The Geoloqi platform allows privacy-controlled real-time location tracking, location-based messaging, geodata storage and geo-fencing, the last of which can be used to create zones to trigger actions when a user enters or exits. The new SDKs wrap a native layer around the Geoloqi API to expose the same functionality. "We want to bridge the first generation of location services to the next generation of location services. Not just point based. Not just carrier based. Not just one aspect of location services," said Geoloqi's Amber Case.

Among the reasons for creating the SDKs is the need to share what the company has learned about conserving battery power. The company's flagship app lets users share their locations in real-time, leave "geonotes" and explore layers with location-based content. The app, available for both iPhone and Android, is built on the Geoloqi SDKs that have just been released.

Geoloqi has already worked with a number of companies to integrate into mobile apps.

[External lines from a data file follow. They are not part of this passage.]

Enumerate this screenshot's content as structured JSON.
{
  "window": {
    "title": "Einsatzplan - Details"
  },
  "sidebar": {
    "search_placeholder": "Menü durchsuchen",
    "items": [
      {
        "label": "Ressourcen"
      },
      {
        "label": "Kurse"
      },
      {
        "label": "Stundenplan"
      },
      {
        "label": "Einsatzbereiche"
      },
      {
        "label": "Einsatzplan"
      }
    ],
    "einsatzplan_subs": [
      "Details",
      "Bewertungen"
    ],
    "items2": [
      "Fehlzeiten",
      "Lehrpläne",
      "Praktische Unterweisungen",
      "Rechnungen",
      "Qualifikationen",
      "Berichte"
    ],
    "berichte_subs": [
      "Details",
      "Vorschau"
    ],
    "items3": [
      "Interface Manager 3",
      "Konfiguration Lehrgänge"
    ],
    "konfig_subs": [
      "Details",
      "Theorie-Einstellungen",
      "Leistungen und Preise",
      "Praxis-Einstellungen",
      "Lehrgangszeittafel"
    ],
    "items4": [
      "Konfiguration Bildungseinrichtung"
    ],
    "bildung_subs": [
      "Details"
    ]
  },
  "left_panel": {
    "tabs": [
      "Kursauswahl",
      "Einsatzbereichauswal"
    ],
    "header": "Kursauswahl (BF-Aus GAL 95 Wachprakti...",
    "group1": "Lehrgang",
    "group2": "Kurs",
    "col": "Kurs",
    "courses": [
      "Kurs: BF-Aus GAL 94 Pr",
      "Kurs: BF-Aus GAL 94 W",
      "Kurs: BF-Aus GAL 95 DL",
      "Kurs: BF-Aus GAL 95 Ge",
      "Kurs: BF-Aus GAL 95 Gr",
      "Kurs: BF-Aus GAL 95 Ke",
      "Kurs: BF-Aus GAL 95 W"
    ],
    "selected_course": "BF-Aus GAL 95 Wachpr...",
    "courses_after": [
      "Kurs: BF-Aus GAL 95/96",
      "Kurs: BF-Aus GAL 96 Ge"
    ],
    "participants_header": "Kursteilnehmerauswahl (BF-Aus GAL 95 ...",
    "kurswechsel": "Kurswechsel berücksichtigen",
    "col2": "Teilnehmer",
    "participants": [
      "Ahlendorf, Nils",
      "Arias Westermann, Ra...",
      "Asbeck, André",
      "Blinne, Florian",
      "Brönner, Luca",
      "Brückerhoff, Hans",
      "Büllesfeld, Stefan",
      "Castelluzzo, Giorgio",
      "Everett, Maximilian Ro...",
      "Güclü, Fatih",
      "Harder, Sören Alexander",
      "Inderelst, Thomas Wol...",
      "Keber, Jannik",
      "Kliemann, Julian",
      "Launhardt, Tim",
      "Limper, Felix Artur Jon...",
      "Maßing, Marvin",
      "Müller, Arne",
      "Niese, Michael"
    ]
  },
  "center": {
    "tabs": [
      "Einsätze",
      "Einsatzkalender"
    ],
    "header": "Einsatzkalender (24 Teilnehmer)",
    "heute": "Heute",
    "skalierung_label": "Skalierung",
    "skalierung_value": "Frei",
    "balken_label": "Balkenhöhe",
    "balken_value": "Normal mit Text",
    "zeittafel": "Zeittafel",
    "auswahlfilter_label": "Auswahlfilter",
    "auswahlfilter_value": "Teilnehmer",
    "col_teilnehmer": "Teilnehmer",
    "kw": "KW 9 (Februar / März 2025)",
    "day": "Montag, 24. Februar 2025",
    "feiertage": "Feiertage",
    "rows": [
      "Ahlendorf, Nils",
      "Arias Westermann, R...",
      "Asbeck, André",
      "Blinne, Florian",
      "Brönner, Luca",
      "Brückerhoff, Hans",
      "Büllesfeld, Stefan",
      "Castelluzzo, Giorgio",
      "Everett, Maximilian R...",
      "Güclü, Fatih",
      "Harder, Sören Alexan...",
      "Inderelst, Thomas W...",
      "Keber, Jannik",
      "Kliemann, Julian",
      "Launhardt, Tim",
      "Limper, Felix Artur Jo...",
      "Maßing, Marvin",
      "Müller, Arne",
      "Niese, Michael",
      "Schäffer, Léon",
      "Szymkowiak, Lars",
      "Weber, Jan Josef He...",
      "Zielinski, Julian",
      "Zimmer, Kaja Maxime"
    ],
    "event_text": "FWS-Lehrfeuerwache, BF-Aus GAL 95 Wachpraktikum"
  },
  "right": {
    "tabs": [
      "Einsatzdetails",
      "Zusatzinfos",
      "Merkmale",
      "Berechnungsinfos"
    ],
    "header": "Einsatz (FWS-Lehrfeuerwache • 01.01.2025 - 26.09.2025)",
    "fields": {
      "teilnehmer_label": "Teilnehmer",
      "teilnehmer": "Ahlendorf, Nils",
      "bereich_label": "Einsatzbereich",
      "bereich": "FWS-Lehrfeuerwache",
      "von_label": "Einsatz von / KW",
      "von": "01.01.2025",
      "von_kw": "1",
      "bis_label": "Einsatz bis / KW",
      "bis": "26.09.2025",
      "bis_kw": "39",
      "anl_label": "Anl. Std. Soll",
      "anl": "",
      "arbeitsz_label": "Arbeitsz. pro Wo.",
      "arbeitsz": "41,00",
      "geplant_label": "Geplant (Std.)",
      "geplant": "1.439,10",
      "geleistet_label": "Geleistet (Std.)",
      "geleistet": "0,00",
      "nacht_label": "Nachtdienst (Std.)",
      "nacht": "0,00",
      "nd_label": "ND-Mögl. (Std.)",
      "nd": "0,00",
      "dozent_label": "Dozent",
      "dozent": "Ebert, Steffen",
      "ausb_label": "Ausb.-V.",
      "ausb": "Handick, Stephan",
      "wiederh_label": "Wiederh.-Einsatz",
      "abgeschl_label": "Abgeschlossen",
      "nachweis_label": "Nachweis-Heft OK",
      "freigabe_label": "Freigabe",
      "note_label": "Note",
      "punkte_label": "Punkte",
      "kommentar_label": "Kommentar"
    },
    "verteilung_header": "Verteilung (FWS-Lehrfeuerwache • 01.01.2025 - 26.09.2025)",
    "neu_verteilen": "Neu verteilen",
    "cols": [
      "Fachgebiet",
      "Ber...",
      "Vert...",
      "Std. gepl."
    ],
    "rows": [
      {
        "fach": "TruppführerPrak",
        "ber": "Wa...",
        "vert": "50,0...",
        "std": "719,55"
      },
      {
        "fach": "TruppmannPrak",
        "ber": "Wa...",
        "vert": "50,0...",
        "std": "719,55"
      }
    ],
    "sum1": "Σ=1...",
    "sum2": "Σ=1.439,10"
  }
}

For example, a store is using the platform to collect analytics about when shoppers visit the store and how long they typically stay.

"There are a lot of real world solutions you can do other than just marketing," Case said. Among the more fun applications of its technology includes gaming. Case authored a guest post on ProgrammableWeb that described the Pac-Man-like street game the company built called Map Attack. Case also mentioned location-based scavenger hunts as a potential use case for Geoloqi.

Among the more serious industries interested in Geoloqi is public safety and security companies. "There's no way to communicate a location easily," Case said. These companies can use Geoloqi to see their entire team on one map, a white label solution that Geoloqi provides.

There's also a lot of potential for apps the plug into the social graph, Case said.

Location-based apps have clearly moved beyond simple mashups with the Google Maps API, even though those continue to be popular. Geoloqi is looking to capitalize on the growing number of connected devices and believes it has a powerful platform. Though the company provides a free tier, any serious app in production will need to spend at least $19 per month to track their users.